As Wood’s career progressed, she was accompanied and mentored by many supportive women like Lulu Wang, with whom she started hedge fund Tupelo Capital Management.

Still, other female colleagues suffered from so-called queen bee syndrome, she said, using a term that is used to describe a situation when women fail to support other women.

“There have been women who didn’t make it easy for me,” Wood recalled.

Cathie Wood and children
Ben Larrabee Photography

‘Innovation levels the playing field’

Wood said she sees a future with diminishing sexism, and the future-proof companies she invests in are helping to pave the way. Companies like Zoom Video are providing tools for more flexible workplaces, which allow families to balance careers and child care more easily. Stocks in Wood’s genomics fund are working to address illnesses that disproportionally affect women.

“Innovation levels the playing field,” said Wood. “These technologies are going to transform how we live and work and play and enhance the quality of life.”

Plus, stocks that focus on cryptocurrencies and blockchain technology, like Coinbase Global, are attempting to level the playing field in personal finance.

“The more we see these technologies converge, the more we have to strip away the silos that the traditional financial world has been built on,” said Wood. “It’s a DNA change for the industry.”

Wood’s worshipers

Wood attributed much of her success to her loyal band of followers — who are often Gen Z and millennials.

“It’s the younger population that stuck with us,” she said.

Wood has garnered much attention from the millennials who were a part of the massive wave of retail investors that hopped into the market during the Covid-19 pandemic. Day traders in online chatrooms will follow Wood’s trades and post slogans like “In Cathie We Trust” or call her “Cathie BAE” (before anyone else).

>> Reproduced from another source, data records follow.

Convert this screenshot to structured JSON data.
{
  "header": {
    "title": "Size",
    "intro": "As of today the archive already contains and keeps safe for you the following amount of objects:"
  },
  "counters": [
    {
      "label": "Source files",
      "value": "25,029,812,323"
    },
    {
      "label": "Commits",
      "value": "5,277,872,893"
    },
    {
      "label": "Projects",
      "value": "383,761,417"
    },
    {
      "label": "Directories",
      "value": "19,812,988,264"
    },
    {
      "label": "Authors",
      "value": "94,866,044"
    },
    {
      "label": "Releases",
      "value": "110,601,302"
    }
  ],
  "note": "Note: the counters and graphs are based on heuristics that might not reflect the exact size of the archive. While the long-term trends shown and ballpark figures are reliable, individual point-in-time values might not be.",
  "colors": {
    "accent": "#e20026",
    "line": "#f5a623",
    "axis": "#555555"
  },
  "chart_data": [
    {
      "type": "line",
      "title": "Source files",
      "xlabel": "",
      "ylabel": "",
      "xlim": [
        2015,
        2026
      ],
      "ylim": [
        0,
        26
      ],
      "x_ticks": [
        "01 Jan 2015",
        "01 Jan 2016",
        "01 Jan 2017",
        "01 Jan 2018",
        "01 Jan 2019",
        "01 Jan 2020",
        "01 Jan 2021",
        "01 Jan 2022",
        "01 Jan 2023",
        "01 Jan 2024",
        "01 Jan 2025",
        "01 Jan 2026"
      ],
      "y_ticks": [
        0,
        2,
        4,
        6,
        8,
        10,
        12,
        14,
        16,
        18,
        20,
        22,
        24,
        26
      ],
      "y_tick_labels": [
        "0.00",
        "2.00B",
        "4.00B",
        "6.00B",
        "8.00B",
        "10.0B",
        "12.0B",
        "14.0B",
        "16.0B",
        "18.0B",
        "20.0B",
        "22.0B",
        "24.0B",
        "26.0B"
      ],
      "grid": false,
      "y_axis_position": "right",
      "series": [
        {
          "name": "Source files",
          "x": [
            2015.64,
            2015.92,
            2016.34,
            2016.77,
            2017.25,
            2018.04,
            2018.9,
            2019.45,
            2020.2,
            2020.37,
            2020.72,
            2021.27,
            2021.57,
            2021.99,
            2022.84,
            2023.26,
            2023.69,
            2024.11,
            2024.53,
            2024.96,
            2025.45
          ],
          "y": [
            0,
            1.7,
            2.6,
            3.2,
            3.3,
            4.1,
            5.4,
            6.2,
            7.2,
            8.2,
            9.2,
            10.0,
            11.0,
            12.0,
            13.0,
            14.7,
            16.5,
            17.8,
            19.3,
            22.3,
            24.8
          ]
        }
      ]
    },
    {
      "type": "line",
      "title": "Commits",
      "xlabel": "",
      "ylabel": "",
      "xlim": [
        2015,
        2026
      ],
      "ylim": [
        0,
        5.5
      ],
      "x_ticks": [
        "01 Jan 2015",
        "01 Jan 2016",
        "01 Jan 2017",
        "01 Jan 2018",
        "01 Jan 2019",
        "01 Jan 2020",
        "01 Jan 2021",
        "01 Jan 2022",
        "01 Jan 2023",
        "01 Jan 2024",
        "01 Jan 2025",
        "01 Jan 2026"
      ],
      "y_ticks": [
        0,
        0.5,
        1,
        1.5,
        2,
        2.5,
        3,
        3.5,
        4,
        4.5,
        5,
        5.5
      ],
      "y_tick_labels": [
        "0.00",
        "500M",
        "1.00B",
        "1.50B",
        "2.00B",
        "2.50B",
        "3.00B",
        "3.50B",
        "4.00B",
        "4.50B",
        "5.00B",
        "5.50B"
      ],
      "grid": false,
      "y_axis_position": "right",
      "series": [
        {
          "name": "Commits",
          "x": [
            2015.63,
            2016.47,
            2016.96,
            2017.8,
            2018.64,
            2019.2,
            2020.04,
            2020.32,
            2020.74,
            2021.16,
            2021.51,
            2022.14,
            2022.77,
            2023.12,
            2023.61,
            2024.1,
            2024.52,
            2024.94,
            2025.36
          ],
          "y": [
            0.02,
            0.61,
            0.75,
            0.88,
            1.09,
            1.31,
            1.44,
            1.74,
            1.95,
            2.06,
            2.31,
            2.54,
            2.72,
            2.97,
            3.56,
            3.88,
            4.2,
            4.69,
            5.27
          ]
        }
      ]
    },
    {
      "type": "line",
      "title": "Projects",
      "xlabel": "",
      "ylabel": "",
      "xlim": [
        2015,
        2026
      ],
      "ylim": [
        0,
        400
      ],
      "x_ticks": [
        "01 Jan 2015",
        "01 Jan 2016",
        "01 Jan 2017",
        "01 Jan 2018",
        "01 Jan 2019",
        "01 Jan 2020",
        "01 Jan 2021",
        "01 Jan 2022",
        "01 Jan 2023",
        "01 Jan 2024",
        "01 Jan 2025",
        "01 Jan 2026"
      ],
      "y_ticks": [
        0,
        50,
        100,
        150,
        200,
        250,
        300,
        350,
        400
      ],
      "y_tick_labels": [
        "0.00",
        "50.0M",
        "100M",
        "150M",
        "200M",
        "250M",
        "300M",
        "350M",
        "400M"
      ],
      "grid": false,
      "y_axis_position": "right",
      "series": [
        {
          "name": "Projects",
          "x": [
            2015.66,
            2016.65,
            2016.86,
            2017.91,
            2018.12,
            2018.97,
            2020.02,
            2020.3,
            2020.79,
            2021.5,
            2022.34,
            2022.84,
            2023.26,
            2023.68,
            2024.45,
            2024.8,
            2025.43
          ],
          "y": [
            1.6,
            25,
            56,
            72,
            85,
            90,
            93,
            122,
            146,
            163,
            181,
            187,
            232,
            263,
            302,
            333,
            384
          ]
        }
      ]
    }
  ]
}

While many investors chided these investors as “dumb money” trading in speculative stocks, Wood always defended the group.

Ark has an unconventional social strategy where it shares its research, puts its analysts on social media, and sells “Ark Invest” swag, like sweatshirts and baseball caps.

ARK Invest hoodie and cap
Ark Investment Management

She said her younger fanbase appreciates that Ark is willing to be the closest vehicle to a venture capital firm in the public equity market. That is, an ETF that invests in companies’ long-term growth prospects.

“The younger people have a more innate understanding of these nascent technologies, how volatile they are but also how promising they are,” she said.

And her amateur following has proved to be anything but fickle, as investors double down on her funds despite this year’s troubling performance.

“They always believed it would come back and we are rebounding a bit now. Truth wins out,” Wood said.